I expect many will compare Cold Skin to The Shape of Water, Guillermo Del Toro’s adult fairy tale, set against the backdrop of the Cold War that depicted a loving, sexual relationship between a mute woman and an amphibian man. Xavier Gens’ hotly anticipated Gothic chiller which is set in 1914 at the start of World War I, also features a romance between a subaquatic creature and a human, and truth be told, the creatures even look alike. It’s enough to warrant a comparison but in all honesty, that’s where the similarities end. Cold Skin is is no way as emotionally absorbing as The Shape of Water, but Xavier Gens takes the material seriously enough, allowing us to care for the creature and hope she’ll survive till the end. And that may be enough to carry you through until the final credits roll.
Based on Albert Sánchez Piñol’s novel of the same name, Cold Skin tells of a nameless meteorologist (David Oakes) who has agreed to be marooned on an empty island along the Antarctic Circle for an entire year in order to observe the weather. To his surprise, he meets a rugged, deranged lighthouse keeper named Gruner (Ray Stevenson) and a female sea creature whom Gruner has made his slave. Only she’s not the only sea creature living below the island’s icy depths. Night after night, hordes of other creatures rise up from the sea in an attempt to overtake the island’s lighthouse, and now our nameless meteorologist has no choice but to join Gruner in battle if he hopes to stay alive.
Cold Skin is a small, slickly paced, well-acted creature feature that just so happens to be both thrilling in places and heart-rending in others. It is also Xavier Gens’ most assured and accomplished work to date and features two fine performances by Oakes and Stevenson who do their best to convey their roles despite some poor dialogue. Stevenson, in particular, should be applauded for his performance as the shaken misanthrope, giving it his very all, even in scenes where he dives deep into a romance with the creature (yes, the movie goes there). Even more impressive is Spanish actress Aura Garrido playing the eerily beautiful Aneris, whose innocence exposes the worst of mankind. As one would expect, it doesn’t take long before our nameless protagonist comes to see the “humanity” in the creature and begins to sympathize with her. “We are never very far from those we hate,” he reads from his diary, “for this very reason, we shall never be close to those we love.”

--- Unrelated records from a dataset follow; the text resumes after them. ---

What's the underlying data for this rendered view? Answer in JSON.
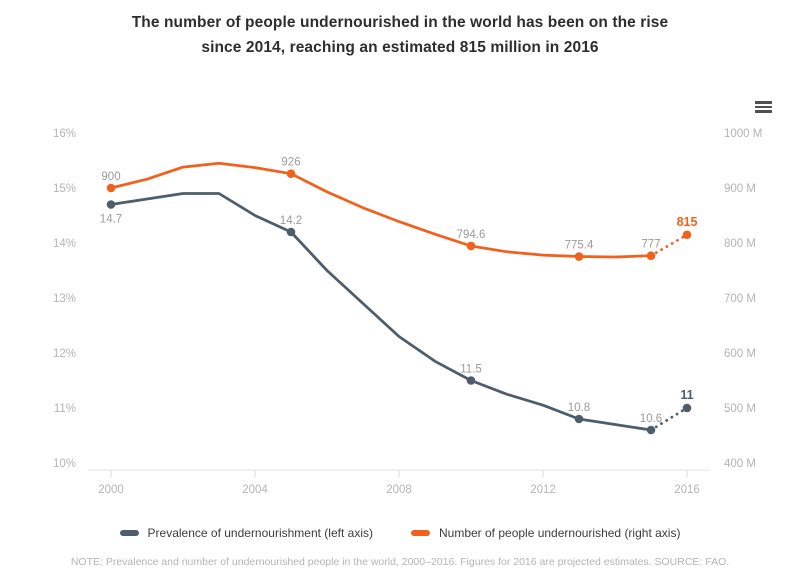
{
  "title": {
    "line1": "The number of people undernourished in the world has been on the rise",
    "line2": "since 2014, reaching an estimated 815 million in 2016"
  },
  "chart_data": {
    "type": "line",
    "x": [
      2000,
      2001,
      2002,
      2003,
      2004,
      2005,
      2006,
      2007,
      2008,
      2009,
      2010,
      2011,
      2012,
      2013,
      2014,
      2015,
      2016
    ],
    "x_axis": {
      "tick_years": [
        2000,
        2004,
        2008,
        2012,
        2016
      ],
      "tick_labels": [
        "2000",
        "2004",
        "2008",
        "2012",
        "2016"
      ]
    },
    "left_axis": {
      "min": 10,
      "max": 16,
      "tick_values": [
        16,
        15,
        14,
        13,
        12,
        11,
        10
      ],
      "tick_labels": [
        "16%",
        "15%",
        "14%",
        "13%",
        "12%",
        "11%",
        "10%"
      ]
    },
    "right_axis": {
      "min": 400,
      "max": 1000,
      "tick_values": [
        1000,
        900,
        800,
        700,
        600,
        500,
        400
      ],
      "tick_labels": [
        "1000 M",
        "900 M",
        "800 M",
        "700 M",
        "600 M",
        "500 M",
        "400 M"
      ]
    },
    "projection_from_year": 2015,
    "series": [
      {
        "name": "Prevalence of undernourishment (left axis)",
        "axis": "left",
        "color": "#4d5d6c",
        "values": [
          14.7,
          14.8,
          14.9,
          14.9,
          14.5,
          14.2,
          13.5,
          12.9,
          12.3,
          11.85,
          11.5,
          11.25,
          11.05,
          10.8,
          10.7,
          10.6,
          11
        ],
        "point_labels": [
          {
            "year": 2000,
            "text": "14.7",
            "position": "below",
            "bold": false
          },
          {
            "year": 2005,
            "text": "14.2",
            "position": "above",
            "bold": false
          },
          {
            "year": 2010,
            "text": "11.5",
            "position": "above",
            "bold": false
          },
          {
            "year": 2013,
            "text": "10.8",
            "position": "above",
            "bold": false
          },
          {
            "year": 2015,
            "text": "10.6",
            "position": "above",
            "bold": false
          },
          {
            "year": 2016,
            "text": "11",
            "position": "above",
            "bold": true
          }
        ]
      },
      {
        "name": "Number of people undernourished (right axis)",
        "axis": "right",
        "color": "#f2611c",
        "values": [
          900,
          916,
          938,
          945,
          937,
          926,
          893,
          864,
          839,
          816,
          794.6,
          784,
          778,
          775.4,
          774.5,
          777,
          815
        ],
        "point_labels": [
          {
            "year": 2000,
            "text": "900",
            "position": "above",
            "bold": false
          },
          {
            "year": 2005,
            "text": "926",
            "position": "above",
            "bold": false
          },
          {
            "year": 2010,
            "text": "794.6",
            "position": "above",
            "bold": false
          },
          {
            "year": 2013,
            "text": "775.4",
            "position": "above",
            "bold": false
          },
          {
            "year": 2015,
            "text": "777",
            "position": "above",
            "bold": false
          },
          {
            "year": 2016,
            "text": "815",
            "position": "above",
            "bold": true
          }
        ]
      }
    ]
  },
  "legend": {
    "items": [
      {
        "label": "Prevalence of undernourishment (left axis)",
        "color": "#4d5d6c"
      },
      {
        "label": "Number of people undernourished (right axis)",
        "color": "#f2611c"
      }
    ]
  },
  "note": {
    "text": "NOTE: Prevalence and number of undernourished people in the world, 2000–2016. Figures for 2016 are projected estimates. SOURCE: FAO."
  },
  "colors": {
    "slate": "#4d5d6c",
    "orange": "#f2611c",
    "title_text": "#2e2e2e",
    "axis_label": "#b5b5b5",
    "data_label": "#9b9b9b",
    "axis_line": "#e4e4e4",
    "tick_mark": "#d8d8d8",
    "menu_icon": "#4f4f4f"
  }
}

Cold Skin name-checks Charles Darwin midway through and even opens with a famous quote from Nietzsche, “Whoever fights monsters should see to it that in the process he does not become a monster. And if you gaze long enough into an abyss, the abyss will gaze back into you.” Unfortunately, the film tries too hard to hammer home these philosophies leaving me to believe the screenplay writers (all three) believe it to be deeper than it really is. That said, Cold Skin works well as a siege movie, with the men desperately trying to defend their base, while the “monsters” desperately try to tear it down. This shouldn’t come as a surprise for anyone familiar with the director’s work since he has pretty much built a career making siege films (see, Frontiers and The Divide); but Cold Skin also works extremely well when centering on the twisted love triangle between the two men and the fish-woman they both fall in “love” with. In short, there’s enough suspense, and visual imagination, to smooth the edges of the movie’s problems and recommend seeing.